AN IMPROVED COMPRESSIVE SENSING ALGORITHM BASED ON SPARSE BAYESIAN LEARNING FOR RFPA RADAR

The theory of Compressive Sensing (CS) has garnered significant attention in recent years due to its distinct advantages in mitigating the high sidelobe of Random Frequency and Pulse Repetition Interval Agile (RFPA) radar systems. Especially those CS algorithms based on Sparse Bayesian Learning (SBL), have played a pivotal role in enhancing signal recovery performance. Nevertheless, it is crucial to recognize that these algorithms possess certain limitations for RFPA radar, particularly in scenarios involving closely spaced targets, such as restricted dynamic range for target detection, slow convergence rates, and high computational complexity. To address these issues, this paper presents an improved SBL-based CS algorithm for RFPA radar systems. Specifically, the proposed algorithm enhances signal sparsity through the selection of a prior distribution, thereby improving its capability to detect between weak and strong targets.
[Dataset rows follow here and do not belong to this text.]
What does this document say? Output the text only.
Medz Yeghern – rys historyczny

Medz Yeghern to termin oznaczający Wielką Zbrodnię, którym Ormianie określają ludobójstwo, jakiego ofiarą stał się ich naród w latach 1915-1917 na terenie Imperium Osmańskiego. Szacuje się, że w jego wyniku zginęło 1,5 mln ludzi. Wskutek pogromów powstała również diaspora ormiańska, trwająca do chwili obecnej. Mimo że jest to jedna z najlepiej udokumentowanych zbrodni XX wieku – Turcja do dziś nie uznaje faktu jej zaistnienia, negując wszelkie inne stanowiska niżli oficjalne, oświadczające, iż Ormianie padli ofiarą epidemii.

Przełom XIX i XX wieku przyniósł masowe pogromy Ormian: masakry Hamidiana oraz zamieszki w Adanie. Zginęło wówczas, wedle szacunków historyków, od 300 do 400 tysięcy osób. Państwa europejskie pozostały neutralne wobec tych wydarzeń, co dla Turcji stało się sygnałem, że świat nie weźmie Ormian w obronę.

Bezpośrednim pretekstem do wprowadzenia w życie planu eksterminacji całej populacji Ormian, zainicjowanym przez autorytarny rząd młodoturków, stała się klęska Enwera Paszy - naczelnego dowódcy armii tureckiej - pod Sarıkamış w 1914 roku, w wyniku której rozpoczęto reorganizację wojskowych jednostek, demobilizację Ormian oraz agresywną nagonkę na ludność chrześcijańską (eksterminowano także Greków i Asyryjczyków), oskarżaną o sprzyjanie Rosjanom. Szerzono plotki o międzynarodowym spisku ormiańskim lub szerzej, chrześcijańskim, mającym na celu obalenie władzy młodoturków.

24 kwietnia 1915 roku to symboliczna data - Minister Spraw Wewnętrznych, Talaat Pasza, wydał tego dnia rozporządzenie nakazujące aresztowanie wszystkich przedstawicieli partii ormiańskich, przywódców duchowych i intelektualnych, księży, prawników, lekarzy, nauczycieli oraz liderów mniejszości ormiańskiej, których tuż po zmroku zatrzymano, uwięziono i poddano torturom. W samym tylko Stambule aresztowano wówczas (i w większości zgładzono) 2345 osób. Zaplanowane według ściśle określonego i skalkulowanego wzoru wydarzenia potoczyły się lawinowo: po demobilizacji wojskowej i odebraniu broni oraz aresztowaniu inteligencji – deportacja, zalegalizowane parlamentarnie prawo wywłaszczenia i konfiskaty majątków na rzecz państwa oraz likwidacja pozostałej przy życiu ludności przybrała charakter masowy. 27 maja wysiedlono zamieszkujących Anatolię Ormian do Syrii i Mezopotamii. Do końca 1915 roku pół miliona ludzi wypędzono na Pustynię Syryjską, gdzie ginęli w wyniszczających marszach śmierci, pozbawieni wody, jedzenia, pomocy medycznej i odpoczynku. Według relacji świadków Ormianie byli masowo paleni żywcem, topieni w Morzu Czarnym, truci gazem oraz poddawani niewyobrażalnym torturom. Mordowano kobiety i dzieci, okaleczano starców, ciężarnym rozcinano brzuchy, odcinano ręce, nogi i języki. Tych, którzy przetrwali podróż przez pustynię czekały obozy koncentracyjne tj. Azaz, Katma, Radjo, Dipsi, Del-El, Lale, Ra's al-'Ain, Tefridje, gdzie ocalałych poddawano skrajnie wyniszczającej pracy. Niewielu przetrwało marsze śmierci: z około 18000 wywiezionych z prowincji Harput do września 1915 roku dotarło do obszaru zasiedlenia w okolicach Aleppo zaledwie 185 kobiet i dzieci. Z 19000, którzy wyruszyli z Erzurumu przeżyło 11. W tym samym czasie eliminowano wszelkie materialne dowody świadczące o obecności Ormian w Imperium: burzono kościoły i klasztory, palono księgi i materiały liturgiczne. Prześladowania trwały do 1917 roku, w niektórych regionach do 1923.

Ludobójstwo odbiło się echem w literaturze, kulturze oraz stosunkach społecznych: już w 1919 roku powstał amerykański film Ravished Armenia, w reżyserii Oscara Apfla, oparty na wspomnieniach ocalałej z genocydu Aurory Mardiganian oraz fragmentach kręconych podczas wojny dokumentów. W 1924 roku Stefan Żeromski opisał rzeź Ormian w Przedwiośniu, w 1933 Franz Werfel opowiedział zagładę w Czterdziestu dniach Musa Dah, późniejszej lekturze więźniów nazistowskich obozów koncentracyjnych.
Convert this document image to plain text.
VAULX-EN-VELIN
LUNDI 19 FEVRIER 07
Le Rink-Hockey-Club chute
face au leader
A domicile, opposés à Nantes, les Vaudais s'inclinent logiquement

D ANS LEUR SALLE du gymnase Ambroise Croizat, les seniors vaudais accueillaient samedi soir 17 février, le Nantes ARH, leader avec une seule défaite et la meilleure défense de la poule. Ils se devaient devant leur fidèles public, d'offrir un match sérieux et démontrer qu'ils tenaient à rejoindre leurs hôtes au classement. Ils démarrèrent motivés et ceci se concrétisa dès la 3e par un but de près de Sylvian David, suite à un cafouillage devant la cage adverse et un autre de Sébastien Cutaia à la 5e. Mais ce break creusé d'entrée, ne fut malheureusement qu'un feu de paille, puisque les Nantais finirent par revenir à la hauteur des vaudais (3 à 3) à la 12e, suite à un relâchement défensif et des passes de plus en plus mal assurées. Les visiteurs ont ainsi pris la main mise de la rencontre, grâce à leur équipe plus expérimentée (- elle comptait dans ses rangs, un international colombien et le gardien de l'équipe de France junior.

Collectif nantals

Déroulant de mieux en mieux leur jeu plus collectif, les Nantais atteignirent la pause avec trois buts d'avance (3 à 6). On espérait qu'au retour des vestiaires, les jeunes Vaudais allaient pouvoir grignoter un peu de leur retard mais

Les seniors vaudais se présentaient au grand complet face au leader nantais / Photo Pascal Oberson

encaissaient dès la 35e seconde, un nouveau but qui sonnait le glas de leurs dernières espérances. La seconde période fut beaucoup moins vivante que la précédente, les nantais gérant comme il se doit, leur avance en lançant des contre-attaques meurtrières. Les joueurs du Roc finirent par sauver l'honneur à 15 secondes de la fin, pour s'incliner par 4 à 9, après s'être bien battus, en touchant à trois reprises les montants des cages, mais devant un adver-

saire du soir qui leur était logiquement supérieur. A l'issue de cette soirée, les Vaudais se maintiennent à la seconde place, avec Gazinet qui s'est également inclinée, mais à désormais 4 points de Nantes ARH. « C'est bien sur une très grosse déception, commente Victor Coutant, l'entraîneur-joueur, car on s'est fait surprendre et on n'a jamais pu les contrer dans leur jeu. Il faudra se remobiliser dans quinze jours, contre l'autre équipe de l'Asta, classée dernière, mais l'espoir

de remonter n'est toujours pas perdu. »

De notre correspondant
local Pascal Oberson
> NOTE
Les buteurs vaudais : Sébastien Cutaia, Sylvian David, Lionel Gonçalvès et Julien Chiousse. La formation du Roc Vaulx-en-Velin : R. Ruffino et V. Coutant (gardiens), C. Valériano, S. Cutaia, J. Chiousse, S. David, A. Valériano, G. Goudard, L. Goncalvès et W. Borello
Additionally, the algorithm combines the Expectation-Maximization (EM) algorithm with a fixed-point update strategy, efficiently utilizing diagonal elements to expedite convergence while reducing computational complexity. Simulation results demonstrate that, in scenarios involving closely spaced targets, the proposed algorithm can effectively mitigate the masking of weak targets by strong target echoes, while exhibiting accelerated convergence with reduced computational overhead.